Infosys Technologies will now be renamed Infosys Limited. All new appointments would be effective from August 21, 2011. Kris Gopalakrishnan said that the company will name three new directors by June 11, 2011. He stressed that Infosys was aligning various units under four business groups.

SD Shibulal said, “Objective is to build a next generation global services company and focus on strenghtening client relationships.”  Infosys would also be appointing three new directors before the annual general meeting in June. The major board recast comes at a time when Infosys is facing stiff competitive environment and tough business conditions.

The names of Kamath, Gopalakrishnan and Shibulal were recommended by the three-member Nominations Committee, chaired by Jeffrey S Lehman. ”These three leaders meld an extraordinary range of talents and experiences with a united commitment to drive the company… We could not be in better hands,” Lehman said.

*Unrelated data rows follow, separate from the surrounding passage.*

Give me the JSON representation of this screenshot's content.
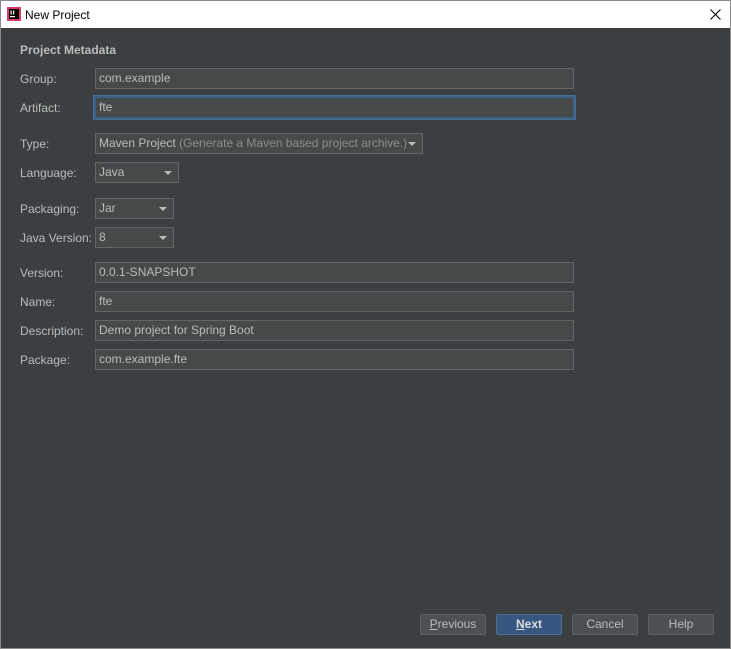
{
  "window": {
    "title": "New Project",
    "close_symbol": "✕"
  },
  "section_title": "Project Metadata",
  "fields": {
    "group": {
      "label": "Group:",
      "value": "com.example"
    },
    "artifact": {
      "label": "Artifact:",
      "value": "fte"
    },
    "type": {
      "label": "Type:",
      "value": "Maven Project",
      "hint": "(Generate a Maven based project archive.)"
    },
    "language": {
      "label": "Language:",
      "value": "Java"
    },
    "packaging": {
      "label": "Packaging:",
      "value": "Jar"
    },
    "java_version": {
      "label": "Java Version:",
      "value": "8"
    },
    "version": {
      "label": "Version:",
      "value": "0.0.1-SNAPSHOT"
    },
    "name": {
      "label": "Name:",
      "value": "fte"
    },
    "description": {
      "label": "Description:",
      "value": "Demo project for Spring Boot"
    },
    "package": {
      "label": "Package:",
      "value": "com.example.fte"
    }
  },
  "buttons": {
    "previous": {
      "mnemonic": "P",
      "rest": "revious"
    },
    "next": {
      "mnemonic": "N",
      "rest": "ext"
    },
    "cancel": "Cancel",
    "help": "Help"
  },
  "colors": {
    "background": "#3c3f41",
    "field_bg": "#45494a",
    "text": "#bbbbbb",
    "focus": "#3d6185",
    "primary_button": "#365880"
  },
  "icons": {
    "app": "intellij-idea-icon",
    "close": "close-icon",
    "dropdown": "chevron-down-icon"
  }
}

A well-known personality in the corporate circles, Kamath was the key driving force in the success of ICICI Bank. 63-year-old Kundapur Vaman Kamath is currently an Independent Director on the Board of Infosys. He is the Non-Executive Chairman of the Board of Directors of ICICI Bank, India’s largest private lender.

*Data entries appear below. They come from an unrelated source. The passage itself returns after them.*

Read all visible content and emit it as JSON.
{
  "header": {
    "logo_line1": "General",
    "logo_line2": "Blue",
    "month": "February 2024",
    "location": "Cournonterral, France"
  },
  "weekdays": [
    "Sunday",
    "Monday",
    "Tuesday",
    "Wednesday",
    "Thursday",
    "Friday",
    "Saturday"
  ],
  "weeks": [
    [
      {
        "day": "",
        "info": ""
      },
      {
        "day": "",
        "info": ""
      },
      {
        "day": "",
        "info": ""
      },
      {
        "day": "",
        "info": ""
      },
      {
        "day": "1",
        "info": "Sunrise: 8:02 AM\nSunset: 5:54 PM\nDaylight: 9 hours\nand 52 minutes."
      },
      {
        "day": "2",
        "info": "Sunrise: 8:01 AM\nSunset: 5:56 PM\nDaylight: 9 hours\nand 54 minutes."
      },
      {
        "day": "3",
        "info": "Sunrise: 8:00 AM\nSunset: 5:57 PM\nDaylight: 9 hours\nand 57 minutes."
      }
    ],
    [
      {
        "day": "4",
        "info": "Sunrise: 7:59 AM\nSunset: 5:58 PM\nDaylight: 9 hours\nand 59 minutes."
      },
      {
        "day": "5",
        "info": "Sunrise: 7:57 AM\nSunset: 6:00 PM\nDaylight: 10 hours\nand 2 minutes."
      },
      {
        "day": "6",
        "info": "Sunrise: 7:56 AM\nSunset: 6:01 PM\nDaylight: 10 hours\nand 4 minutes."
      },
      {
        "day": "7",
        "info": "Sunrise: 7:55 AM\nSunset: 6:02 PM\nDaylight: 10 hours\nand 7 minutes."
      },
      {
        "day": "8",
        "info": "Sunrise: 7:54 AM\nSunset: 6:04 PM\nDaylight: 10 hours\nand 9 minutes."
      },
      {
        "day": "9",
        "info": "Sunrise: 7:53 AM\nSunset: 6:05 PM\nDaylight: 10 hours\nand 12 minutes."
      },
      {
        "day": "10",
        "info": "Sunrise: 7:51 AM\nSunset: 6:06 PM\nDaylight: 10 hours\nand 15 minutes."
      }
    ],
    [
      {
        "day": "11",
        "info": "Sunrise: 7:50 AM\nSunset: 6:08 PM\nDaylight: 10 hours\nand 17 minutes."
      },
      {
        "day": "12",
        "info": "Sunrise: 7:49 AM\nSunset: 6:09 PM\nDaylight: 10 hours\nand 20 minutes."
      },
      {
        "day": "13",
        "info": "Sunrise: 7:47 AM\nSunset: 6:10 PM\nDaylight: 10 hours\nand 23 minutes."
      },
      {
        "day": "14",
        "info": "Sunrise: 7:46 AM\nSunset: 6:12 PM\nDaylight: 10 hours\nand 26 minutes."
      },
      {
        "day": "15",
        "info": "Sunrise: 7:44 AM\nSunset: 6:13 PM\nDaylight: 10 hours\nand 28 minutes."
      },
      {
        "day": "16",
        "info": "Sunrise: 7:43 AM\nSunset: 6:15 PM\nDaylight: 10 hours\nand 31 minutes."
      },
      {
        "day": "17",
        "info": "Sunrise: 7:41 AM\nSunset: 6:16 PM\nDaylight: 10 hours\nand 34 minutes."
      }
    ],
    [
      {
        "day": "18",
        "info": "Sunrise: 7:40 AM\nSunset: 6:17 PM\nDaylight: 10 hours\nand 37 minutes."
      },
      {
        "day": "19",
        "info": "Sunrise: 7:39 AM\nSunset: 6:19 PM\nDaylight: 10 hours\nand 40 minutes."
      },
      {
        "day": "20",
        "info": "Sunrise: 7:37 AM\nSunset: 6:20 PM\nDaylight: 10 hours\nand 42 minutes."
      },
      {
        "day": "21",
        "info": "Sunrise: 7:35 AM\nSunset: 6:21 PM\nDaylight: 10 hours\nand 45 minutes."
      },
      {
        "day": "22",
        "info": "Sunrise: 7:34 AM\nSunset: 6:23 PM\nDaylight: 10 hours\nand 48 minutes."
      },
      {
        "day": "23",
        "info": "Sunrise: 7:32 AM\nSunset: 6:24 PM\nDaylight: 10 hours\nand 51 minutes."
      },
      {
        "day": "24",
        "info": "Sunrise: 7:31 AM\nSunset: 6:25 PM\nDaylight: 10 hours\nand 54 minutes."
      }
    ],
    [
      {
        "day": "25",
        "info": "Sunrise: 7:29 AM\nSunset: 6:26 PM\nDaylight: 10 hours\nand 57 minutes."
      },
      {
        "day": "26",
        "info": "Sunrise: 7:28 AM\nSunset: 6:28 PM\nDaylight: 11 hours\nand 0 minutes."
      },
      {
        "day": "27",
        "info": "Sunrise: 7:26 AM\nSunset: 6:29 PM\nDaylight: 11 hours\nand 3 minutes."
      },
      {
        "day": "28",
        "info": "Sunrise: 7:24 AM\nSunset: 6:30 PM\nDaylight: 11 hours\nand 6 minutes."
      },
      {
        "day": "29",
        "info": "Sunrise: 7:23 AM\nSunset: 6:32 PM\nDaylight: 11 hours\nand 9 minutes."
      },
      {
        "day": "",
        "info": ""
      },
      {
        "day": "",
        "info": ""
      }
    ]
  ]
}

Kamath said Infosys is a company which has been built by its founders, led by the visionary leader Murthy, who as its CEO and MD and then as its Chairman and Chief Mentor, provided thought leadership over the years.  ”This is an innovation-led company, with a core of outstanding professionals that has always set the highest standards and has built a unique culture.”

“I feel greatly honoured to have been asked to be the Chairman of Infosys, and by the Board of Directors and accept this responsibility with a deep sense of humility,” Kamath said. Kamath said he had watched the growth of Infosys over the years with admiration and termed it a “shining star”.

“Nobody can replace Murthy. Taking Murthy’s position is not possible for anybody. One can only be Chair of the Board but one can never be a Murthy”, he said, lavishly praising the outgoing Chairman.  Congratulating Kamath, Chanda Kochhar, CEO, ICICI Bank said that Kamath brought technology revolution to banking and his experience will help Infosys gain a lot.

One of the co-founders, Kris Gopalakrishnan has been Infosys CEO since June 2007.  Shibulal, another co-founder, is currently the Chief Operating Officer (COO). ”We will ensure that this leadership transition is smooth… We are also making other organisational changes to strengthen our market position and ability to serve our clients better,” Shibulal said.

Commenting on the development, Suresh Senapaty, CFO, Wipro said, “Gen-Y needs to be part of decision making in IT companies.”  Headquartered in Bangalore, Infosys has 64 offices and 63 development centres across the US, the UK, China, Australia and Japan, among other countries.

The company and its subsidiaries had a workforce of 1,30,820 employees as of March 31, 2011.